5 years, 1 month ago.

How to share pins in a class?

I'm trying build a library that sets two objects on the same pins, at least I think that's how to describe what I'm trying to do. Its all working in a one big main.cpp, but now I need to do the same in a library. The problem is setting esp and esp2 on the same pins.

Normally I can work this out by looking at examples but can't find anything like this.

It's a simple two file library, ESP8266.CPP and EAP8266.h.

This is what I have but clearly its not working.

..

// from main.ccp existing working program not using a library
//  Serial esp(D8,D2,230400);   // tx, rx, baudrate 
//  Serial esp2(D8,D2,230400);  // tx, rx, baudrate 

// I want to set just one object here:
// Serial esp(D8,D2,230400);   // tx, rx, baudrate 




// this is my ESP8266.cpp
ESP8266::ESP8266(PinName tx, PinName rx, uint32_t _baud) : esp(tx, rx), esp2(tx, rx)
{    
    esp.baud(_baud);    
    esp2.baud(_baud);
    
    timeout=5000;
    debugOn=debug;        
}

    //........ rest of code




// this is my ESP8266.h
class ESP8266
{
public:

    ESP8266(PinName tx, PinName rx, uint32_t baud);
    
    //......... rest of code
    
    
private:

    RawSerial esp;
    RawSerial esp2;

..

Can anyone help please :)

1 Answer

5 years, 1 month ago.

It looks like you have a serial port and you want two ESP8266 objects to have access to it? Most straightforward way is to create the RawSerial object at top level along with both ESP8266 objects and pass a Reference to RawSerial object into ctor of each ESP object. Something like this:

// main.cpp
RawSerial serial(D8, D2, 230400);
ESP8266 esp1(serial);
ESP8266 esp2(serial);


// ESP8266.h
class ESP8266 {
public:
 
    ESP8266(RawSerial& serial) :
        serial_(serial) {

        serial_.printf("Print stuff\n");
   }
      
private:
    RawSerial& serial_;
}; 

Hi Graham, thanks for the tips.

I've done it slightly differently as below and this seems to be working okay, however not too sure if it is correct and if I need to do anything else. It is for just one ESP8266 wi-fi module. Sending data goes to esp1 object and there is a ring buffer on object esp2 to read data from the module.

//  main.cpp

#include "mbed.h"
#include "ESP8266.h"

ESP8266 esp(D8,D2,460800);     // tx, rx, baud STM32


//  ESP8266.h file

class ESP8266
{
public:

    ESP8266(PinName tx, PinName rx, uint32_t baud);
    
    bool init(void);

    // rest of functions...

private:
    
    RawSerial esp;        // AT cammand sending to wi-fi module
    RawSerial esp2;       // interrupt ring buffer, serial data from wi-fi module
};


//  ESP8266.cpp file

ESP8266::ESP8266(PinName tx, PinName rx, uint32_t _baud) : esp(tx, rx), esp2(tx, rx)
{   
    esp.baud(_baud);
    esp2.baud(_baud);
    esp2.attach(callback(this,&ESP8266::espRxbuff),Serial::RxIrq);    
}
posted by Paul Staron 26 Mar 2019

I prefer my answer because it makes the dependencies explicit. The reality is you only have one single serial port connected to the tx and rx pin. I assume the intent is that both EPS8266 objects use the same serial port. Your solution to create two serial port objects on the same pins may work if the underlying Serial class uses a Singleton to ensure you have only one serial port object for the particular UART peripheral. I believe the library does in fact do this. It might work okay but it smells a little funny.
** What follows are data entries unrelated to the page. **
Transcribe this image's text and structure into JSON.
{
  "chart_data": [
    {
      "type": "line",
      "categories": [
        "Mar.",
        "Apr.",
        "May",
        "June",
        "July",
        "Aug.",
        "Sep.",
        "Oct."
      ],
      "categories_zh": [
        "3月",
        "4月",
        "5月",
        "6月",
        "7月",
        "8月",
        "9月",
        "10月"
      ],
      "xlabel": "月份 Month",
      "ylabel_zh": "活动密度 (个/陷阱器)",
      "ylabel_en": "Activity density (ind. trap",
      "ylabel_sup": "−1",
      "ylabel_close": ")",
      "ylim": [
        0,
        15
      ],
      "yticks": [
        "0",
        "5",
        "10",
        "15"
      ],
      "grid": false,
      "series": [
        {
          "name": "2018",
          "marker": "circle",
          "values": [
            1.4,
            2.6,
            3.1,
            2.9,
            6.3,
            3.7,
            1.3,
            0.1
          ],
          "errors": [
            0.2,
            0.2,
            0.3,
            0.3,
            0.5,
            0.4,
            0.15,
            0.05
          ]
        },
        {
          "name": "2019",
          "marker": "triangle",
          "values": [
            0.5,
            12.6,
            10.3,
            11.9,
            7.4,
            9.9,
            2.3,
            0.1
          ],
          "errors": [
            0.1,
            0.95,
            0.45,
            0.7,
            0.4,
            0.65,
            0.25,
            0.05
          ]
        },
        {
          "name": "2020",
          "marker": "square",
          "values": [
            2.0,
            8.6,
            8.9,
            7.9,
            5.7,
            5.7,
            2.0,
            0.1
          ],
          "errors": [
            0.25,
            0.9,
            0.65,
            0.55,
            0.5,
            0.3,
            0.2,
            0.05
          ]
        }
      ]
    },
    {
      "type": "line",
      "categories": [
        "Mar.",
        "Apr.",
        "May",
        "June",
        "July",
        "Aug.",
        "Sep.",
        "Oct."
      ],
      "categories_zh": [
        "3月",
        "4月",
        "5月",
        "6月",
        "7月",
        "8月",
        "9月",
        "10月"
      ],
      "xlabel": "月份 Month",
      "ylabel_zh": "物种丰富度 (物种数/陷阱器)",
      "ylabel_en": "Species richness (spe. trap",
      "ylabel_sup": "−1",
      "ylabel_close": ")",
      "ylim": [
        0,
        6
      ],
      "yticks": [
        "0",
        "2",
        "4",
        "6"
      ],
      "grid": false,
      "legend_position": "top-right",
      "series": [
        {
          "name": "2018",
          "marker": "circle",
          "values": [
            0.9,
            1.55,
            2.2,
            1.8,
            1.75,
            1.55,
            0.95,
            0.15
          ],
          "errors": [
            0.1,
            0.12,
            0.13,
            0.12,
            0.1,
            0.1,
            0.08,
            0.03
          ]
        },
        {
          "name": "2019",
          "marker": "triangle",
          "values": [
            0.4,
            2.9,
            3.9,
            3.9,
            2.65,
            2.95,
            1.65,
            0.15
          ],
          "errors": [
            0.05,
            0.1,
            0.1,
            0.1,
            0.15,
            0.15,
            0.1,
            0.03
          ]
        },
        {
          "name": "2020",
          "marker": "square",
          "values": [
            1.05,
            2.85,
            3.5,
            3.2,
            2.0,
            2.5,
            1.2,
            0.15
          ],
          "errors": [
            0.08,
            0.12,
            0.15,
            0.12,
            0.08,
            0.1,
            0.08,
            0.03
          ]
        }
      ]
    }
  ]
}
Also I don't quite understand class design here. You have two serial ports (which are actually the same serial port due to Singleton) inside the same class. It looks like what you want is One serial port that is shared between two different EPS8266 objects? But as long as it is working for you, that's the most important thing.